The Angolan Civil War erupted in 1975 immediately after Portugal's withdrawal under the Alvor Agreement, which had attempted to create a transitional government among the three main liberation movements: the Marxist-oriented MPLA (Popular Movement for the Liberation of Angola), the FNLA (National Front for the Liberation of Angola), and UNITA (National Union for the Total Independence of Angola). Fighting broke out before independence day on 11 November 1975, when the MPLA, led by Agostinho Neto, declared the People's Republic of Angola in Luanda.
The war quickly internationalized. The Soviet Union and Cuba backed the MPLA, with Cuban troops arriving in large numbers under Operation Carlota. The United States, apartheid South Africa, and Zaire supported the FNLA and UNITA, the latter led by Jonas Savimbi. South African forces intervened directly, culminating in major engagements such as the Battle of Cuito Cuanavale (1987–88), a turning point that contributed to negotiations linking Angolan peace to Namibian independence.

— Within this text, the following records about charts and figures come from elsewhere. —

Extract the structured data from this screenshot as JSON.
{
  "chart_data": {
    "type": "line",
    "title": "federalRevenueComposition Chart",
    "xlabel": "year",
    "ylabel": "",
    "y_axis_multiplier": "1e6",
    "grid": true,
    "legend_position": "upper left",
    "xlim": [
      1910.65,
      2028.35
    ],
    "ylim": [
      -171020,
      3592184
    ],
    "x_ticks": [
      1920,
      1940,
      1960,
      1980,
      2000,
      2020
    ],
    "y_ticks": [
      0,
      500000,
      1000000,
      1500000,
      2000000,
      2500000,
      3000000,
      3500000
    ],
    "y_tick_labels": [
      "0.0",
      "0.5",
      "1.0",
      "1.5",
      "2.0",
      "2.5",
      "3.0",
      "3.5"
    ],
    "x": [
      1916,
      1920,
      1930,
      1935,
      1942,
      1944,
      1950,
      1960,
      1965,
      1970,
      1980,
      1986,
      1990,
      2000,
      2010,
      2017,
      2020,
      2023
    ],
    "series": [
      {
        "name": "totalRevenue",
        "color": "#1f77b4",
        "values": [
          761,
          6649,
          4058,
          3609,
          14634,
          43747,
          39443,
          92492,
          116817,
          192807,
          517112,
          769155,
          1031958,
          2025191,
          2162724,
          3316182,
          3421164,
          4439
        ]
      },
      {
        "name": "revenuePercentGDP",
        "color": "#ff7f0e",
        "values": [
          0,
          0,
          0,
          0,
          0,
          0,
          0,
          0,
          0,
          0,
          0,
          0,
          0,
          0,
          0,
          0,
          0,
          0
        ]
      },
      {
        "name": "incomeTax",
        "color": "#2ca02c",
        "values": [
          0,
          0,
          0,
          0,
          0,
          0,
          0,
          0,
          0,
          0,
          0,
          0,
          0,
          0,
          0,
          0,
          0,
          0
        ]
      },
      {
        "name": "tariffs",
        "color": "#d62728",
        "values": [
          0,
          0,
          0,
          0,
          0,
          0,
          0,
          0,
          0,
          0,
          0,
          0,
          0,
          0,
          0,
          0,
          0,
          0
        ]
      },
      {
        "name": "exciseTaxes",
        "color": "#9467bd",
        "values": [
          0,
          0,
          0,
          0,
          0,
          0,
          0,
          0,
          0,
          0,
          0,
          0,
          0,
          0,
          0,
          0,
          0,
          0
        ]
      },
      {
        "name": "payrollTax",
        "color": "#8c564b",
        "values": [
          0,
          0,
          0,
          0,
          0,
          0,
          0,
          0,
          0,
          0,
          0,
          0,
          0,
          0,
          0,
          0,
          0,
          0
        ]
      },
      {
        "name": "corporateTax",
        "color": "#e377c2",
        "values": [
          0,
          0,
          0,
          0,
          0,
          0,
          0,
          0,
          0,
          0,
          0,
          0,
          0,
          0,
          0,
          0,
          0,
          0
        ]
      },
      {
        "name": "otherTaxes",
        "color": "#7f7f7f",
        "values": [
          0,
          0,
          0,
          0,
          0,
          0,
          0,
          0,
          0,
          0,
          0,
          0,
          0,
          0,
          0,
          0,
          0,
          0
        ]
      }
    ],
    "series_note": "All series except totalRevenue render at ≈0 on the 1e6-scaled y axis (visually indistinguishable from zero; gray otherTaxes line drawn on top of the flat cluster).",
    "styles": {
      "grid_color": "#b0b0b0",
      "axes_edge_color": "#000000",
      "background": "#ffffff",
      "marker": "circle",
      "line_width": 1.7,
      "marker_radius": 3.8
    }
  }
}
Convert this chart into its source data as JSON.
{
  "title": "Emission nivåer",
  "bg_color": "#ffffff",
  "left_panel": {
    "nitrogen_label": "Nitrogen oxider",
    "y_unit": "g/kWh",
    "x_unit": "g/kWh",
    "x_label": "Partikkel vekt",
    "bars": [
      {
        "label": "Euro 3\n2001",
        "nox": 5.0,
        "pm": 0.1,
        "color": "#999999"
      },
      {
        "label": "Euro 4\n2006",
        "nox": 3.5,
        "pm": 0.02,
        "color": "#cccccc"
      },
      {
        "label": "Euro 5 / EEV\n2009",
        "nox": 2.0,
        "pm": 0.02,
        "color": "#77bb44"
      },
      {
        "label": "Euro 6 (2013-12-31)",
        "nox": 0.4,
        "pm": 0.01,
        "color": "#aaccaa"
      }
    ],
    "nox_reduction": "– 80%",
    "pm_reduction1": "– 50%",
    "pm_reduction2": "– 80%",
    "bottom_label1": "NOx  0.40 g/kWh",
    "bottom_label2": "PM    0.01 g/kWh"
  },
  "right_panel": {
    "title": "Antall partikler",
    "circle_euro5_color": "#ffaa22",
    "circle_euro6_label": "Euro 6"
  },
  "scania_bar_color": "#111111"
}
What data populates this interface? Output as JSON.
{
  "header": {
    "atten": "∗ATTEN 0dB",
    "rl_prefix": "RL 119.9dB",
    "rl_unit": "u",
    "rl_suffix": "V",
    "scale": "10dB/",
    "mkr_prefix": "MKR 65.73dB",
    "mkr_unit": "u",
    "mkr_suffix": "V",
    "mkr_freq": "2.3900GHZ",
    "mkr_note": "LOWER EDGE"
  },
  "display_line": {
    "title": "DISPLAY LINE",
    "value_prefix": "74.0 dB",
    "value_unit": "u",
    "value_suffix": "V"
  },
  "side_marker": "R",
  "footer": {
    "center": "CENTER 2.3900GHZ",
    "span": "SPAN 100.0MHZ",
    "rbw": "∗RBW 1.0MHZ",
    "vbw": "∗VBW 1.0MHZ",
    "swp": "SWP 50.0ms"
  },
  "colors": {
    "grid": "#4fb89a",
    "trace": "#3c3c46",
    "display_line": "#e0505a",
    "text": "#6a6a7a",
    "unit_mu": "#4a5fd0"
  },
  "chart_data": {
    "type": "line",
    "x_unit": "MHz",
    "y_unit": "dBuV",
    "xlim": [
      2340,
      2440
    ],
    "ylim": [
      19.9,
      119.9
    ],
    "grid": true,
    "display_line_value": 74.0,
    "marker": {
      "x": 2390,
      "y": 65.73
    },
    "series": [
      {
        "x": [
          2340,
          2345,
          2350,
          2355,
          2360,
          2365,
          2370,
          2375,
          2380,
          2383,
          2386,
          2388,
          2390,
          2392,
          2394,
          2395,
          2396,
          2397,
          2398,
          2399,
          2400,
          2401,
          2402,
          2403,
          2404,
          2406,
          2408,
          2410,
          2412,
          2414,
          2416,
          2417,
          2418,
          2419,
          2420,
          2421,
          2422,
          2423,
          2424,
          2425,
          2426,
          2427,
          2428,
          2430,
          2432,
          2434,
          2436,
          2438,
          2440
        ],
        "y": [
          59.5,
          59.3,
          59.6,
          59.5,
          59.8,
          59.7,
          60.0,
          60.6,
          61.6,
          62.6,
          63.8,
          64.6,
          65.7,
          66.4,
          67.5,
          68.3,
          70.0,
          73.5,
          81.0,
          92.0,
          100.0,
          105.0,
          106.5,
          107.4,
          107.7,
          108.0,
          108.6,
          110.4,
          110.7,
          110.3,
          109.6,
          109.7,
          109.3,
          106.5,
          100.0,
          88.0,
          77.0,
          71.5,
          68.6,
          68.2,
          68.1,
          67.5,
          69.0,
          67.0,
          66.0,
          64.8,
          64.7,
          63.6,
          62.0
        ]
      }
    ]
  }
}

The New York Accords (1988) led to Cuban and South African withdrawal. The Bicesse Accords (1991) produced elections in 1992, but Savimbi rejected the MPLA's victory and resumed fighting. The Lusaka Protocol (1994) also collapsed. UN peacekeeping efforts (UNAVEM I–III and MONUA) struggled to enforce successive ceasefires. The war was sustained by Angola's resource wealth: the MPLA financed operations through offshore oil revenues, while UNITA relied on "blood diamonds" from territory it controlled, prompting UN Security Council sanctions (notably Resolution 1173 of 1998).
The conflict ended shortly after Savimbi was killed by government forces on 22 February 2002. The Luena Memorandum of April 2002 formalized UNITA's demobilization. Estimates suggest 500,000+ deaths and millions displaced, leaving Angola heavily mined and dependent on oil. The war remains a key case study in Cold War proxy conflict, resource-fueled insurgency, and post-conflict reconstruction.
Example
In 1988, Cuban, Angolan, and South African forces clashed at Cuito Cuanavale, a battle widely credited with accelerating negotiations that produced the New York Accords and Namibian independence.
Frequently asked questions
The MPLA government (backed by the USSR and Cuba), UNITA (backed by the US and South Africa), and the FNLA (backed by Zaire and the US), which faded as a military force after the late 1970s.